Problem summary: given a Binary Search Tree (BST) which shape depends on the given insertion order, and the possible range of labels to use. You are to count how many different insertion order (using the available labels) such that the resulting shape BST is the same with the given BST.
This is a combinatoric problem: among M possible labels, we want to choose N of them and use it to construct a BST. Whatever N labels we pick, we can always form a BST. Now we have pick N labels, the second problem is to count how many BST insertion orders of the N labels that will produce the same shape as the given BST.

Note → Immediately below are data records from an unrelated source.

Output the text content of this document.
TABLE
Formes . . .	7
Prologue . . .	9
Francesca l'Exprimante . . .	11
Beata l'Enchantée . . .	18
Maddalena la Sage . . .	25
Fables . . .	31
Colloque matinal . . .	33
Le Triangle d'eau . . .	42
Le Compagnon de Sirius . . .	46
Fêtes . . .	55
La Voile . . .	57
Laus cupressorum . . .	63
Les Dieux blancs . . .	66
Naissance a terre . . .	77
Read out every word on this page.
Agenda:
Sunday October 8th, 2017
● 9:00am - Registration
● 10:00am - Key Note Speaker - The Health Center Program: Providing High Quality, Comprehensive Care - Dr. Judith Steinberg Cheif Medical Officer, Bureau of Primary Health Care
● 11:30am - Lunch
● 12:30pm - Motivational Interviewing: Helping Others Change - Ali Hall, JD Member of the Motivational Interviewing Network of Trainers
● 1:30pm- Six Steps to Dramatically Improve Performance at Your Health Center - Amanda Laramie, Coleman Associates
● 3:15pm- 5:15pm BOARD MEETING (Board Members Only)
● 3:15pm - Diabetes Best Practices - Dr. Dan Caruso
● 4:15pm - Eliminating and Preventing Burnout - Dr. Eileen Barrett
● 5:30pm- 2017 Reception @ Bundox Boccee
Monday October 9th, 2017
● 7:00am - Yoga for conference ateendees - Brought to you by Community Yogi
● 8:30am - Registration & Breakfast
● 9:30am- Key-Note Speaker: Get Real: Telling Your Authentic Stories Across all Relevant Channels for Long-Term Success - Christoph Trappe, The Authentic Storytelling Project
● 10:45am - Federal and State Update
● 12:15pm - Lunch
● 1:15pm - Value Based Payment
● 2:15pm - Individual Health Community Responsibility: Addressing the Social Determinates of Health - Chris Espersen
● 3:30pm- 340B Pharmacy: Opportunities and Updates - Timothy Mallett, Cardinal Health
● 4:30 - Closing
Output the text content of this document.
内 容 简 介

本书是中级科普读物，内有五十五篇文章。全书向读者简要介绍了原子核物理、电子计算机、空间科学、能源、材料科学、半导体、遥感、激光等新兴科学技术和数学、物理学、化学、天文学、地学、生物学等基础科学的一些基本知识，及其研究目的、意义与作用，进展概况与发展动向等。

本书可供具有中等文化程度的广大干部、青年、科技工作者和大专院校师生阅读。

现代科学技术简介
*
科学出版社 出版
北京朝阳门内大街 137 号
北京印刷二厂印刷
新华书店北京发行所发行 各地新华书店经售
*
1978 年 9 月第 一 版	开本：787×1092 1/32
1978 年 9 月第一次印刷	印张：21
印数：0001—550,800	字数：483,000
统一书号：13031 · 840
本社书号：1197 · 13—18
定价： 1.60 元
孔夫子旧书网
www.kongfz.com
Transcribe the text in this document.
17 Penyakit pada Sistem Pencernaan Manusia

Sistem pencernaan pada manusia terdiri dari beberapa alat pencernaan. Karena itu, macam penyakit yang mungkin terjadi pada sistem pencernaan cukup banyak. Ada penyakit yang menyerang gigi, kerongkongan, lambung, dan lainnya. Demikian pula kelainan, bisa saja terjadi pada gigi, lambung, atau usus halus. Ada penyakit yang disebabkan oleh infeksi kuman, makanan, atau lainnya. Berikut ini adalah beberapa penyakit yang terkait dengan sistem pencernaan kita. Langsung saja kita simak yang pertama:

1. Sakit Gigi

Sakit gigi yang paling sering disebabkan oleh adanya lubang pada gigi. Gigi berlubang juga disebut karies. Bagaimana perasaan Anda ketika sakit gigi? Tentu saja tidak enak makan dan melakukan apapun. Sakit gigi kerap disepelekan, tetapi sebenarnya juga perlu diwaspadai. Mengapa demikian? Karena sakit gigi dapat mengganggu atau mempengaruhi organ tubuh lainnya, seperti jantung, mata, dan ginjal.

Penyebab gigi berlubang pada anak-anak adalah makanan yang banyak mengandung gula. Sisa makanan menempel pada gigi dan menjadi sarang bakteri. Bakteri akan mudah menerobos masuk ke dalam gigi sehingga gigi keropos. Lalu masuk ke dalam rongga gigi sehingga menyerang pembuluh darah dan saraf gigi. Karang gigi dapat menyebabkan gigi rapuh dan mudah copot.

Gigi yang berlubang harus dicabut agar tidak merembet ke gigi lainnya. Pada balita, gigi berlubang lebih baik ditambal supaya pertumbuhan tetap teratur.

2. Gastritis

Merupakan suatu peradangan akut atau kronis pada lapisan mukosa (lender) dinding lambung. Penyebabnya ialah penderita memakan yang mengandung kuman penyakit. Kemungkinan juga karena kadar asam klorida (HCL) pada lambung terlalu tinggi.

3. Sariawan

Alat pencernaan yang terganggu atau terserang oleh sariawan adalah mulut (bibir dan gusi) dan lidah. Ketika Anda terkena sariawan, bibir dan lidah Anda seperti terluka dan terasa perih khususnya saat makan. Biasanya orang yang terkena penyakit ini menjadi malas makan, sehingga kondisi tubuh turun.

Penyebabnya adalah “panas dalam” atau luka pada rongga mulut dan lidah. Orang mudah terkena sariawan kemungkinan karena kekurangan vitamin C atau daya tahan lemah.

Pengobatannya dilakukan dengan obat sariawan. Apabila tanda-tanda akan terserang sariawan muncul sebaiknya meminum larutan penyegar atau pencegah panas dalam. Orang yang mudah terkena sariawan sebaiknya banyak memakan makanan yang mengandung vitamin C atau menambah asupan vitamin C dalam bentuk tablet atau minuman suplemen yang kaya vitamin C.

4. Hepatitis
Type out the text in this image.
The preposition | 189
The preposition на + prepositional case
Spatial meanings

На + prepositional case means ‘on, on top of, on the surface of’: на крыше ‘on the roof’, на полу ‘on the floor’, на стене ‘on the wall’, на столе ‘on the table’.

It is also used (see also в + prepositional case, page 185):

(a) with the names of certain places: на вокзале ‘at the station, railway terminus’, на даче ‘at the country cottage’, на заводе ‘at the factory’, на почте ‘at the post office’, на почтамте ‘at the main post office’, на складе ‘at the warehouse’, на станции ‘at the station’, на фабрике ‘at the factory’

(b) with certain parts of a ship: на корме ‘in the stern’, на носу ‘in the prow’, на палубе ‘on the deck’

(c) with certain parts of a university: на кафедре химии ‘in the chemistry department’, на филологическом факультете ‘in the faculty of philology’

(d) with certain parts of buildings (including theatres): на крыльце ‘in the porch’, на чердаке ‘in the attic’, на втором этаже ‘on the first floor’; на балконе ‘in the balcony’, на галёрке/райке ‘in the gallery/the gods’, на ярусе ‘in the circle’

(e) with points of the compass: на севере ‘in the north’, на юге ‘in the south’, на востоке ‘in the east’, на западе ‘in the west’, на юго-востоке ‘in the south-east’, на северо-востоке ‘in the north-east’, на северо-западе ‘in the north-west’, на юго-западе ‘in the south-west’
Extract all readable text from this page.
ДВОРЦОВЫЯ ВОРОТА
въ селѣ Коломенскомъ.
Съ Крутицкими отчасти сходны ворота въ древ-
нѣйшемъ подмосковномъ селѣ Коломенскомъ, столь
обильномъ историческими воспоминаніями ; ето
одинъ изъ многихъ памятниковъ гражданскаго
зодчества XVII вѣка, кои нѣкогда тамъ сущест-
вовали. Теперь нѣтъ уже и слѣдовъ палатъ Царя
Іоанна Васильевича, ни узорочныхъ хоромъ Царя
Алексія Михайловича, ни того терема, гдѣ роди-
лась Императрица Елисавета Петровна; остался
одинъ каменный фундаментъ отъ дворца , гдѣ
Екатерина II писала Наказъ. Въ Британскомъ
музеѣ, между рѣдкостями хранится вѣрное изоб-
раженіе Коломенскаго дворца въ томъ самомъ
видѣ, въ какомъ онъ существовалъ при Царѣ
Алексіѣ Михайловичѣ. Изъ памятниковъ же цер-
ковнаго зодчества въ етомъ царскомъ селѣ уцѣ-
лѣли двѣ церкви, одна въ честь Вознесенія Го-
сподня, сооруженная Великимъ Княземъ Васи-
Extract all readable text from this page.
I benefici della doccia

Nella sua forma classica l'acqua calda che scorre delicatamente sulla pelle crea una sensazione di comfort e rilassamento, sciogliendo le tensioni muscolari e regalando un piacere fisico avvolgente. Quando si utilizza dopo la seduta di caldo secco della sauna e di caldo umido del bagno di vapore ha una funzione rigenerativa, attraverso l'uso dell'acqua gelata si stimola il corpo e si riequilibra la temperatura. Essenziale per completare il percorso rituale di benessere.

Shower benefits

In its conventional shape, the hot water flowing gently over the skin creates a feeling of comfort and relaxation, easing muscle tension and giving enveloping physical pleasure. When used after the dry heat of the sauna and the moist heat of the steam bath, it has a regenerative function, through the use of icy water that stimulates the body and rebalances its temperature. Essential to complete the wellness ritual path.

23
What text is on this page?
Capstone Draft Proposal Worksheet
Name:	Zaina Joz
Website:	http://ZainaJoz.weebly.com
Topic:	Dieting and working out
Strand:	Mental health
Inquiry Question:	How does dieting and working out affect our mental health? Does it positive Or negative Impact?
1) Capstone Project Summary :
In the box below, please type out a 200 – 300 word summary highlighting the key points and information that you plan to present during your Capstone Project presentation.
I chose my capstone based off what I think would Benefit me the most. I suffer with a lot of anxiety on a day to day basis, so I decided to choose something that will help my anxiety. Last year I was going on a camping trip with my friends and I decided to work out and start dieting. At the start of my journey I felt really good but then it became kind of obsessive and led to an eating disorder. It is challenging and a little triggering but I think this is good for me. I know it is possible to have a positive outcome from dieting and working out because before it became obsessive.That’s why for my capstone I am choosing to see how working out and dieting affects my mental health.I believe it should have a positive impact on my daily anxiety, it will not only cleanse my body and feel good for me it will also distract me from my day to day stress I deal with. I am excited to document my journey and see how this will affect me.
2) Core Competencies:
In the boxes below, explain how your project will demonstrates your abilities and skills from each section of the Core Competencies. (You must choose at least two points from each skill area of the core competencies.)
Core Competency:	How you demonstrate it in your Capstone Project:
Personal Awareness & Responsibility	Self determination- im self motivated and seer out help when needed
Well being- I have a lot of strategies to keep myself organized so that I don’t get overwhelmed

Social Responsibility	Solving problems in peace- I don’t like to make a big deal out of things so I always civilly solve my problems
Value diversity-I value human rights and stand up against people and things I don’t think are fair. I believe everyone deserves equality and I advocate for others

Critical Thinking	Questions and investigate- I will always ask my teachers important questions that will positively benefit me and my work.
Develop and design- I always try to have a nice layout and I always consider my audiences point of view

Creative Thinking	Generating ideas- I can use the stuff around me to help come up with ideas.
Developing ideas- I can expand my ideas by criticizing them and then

The first problem is easily solved by computing N choose K using Dynamic Programming (again). To answer the second problem, we need to imagine how we can insert a new node to a BST. First the new node arrive at the root of the tree, we have a choice to insert a new node to the left subtree or the right subtree. So, how many ways can we do this insertion? Remember that the resulting subtree must match the shape of the given BST. So, we can look at the given BST, how many child are there in the left subtree, and the number of ways we can insert to the left is nCk[S][L], where S is the number of available labels to be inserted (which must be equal to the the number of nodes in the left + right subtree of the node) and L is the number of nodes in the left subtree of the node. The remaining S - L nodes must go to the right subtree. Of course, this has to be applied recursively on the left and the right subtree. See the function f() in the sample code below.
#include <stdio.h>
#define MAXN 1001
struct Node {
int V; // node's value
int L,R; // pointer to left and right child
int nL,nR; // the number of nodes in the left and right subtree
} n[MAXN];
int nCk[MAXN][MAXN], S, M = 1000003;
void add(int &root, int val){
if (root==-1){
n[root = S++] = (Node){ val,-1,-1,0,0 }; // new node
} else {
Node &r = n[root];
if (val < r.V) // insert to the left if the value is < root's
add(r.L, val), r.nL++; // insert to the left, and increment left node count
else
add(r.R, val), r.nR++; // insert to the right, and increment right node count
}
}
long long f(int root){
if (root==-1) return 1;
Node &r = n[root];
long long ret = nCk[r.nL + r.nR][r.nL]; // how many ways can we insert
ret = ret * f(r.L) % M; // applied recursively
ret = ret * f(r.R) % M; // applied recursively
return ret;
}
int main(){
nCk[0][0] = 1;
for (int i=1; i<MAXN; i++){
nCk[i][0] = 1;
for (int j=1; j<MAXN; j++)
nCk[i][j] = (nCk[i-1][j-1] + nCk[i-1][j]) % M; // Dynamic Programming
}
int TC;
scanf("%d",&TC);
while (TC--){
int N,T,val,root=-1; S = 1;
scanf("%d %d",&N,&T);
for (int i=0; i<N; i++) scanf("%d",&val), add(root,val);
printf("%d\n", int( f(root) * nCk[T][N] % M )); // choose N labels out of available T
}
}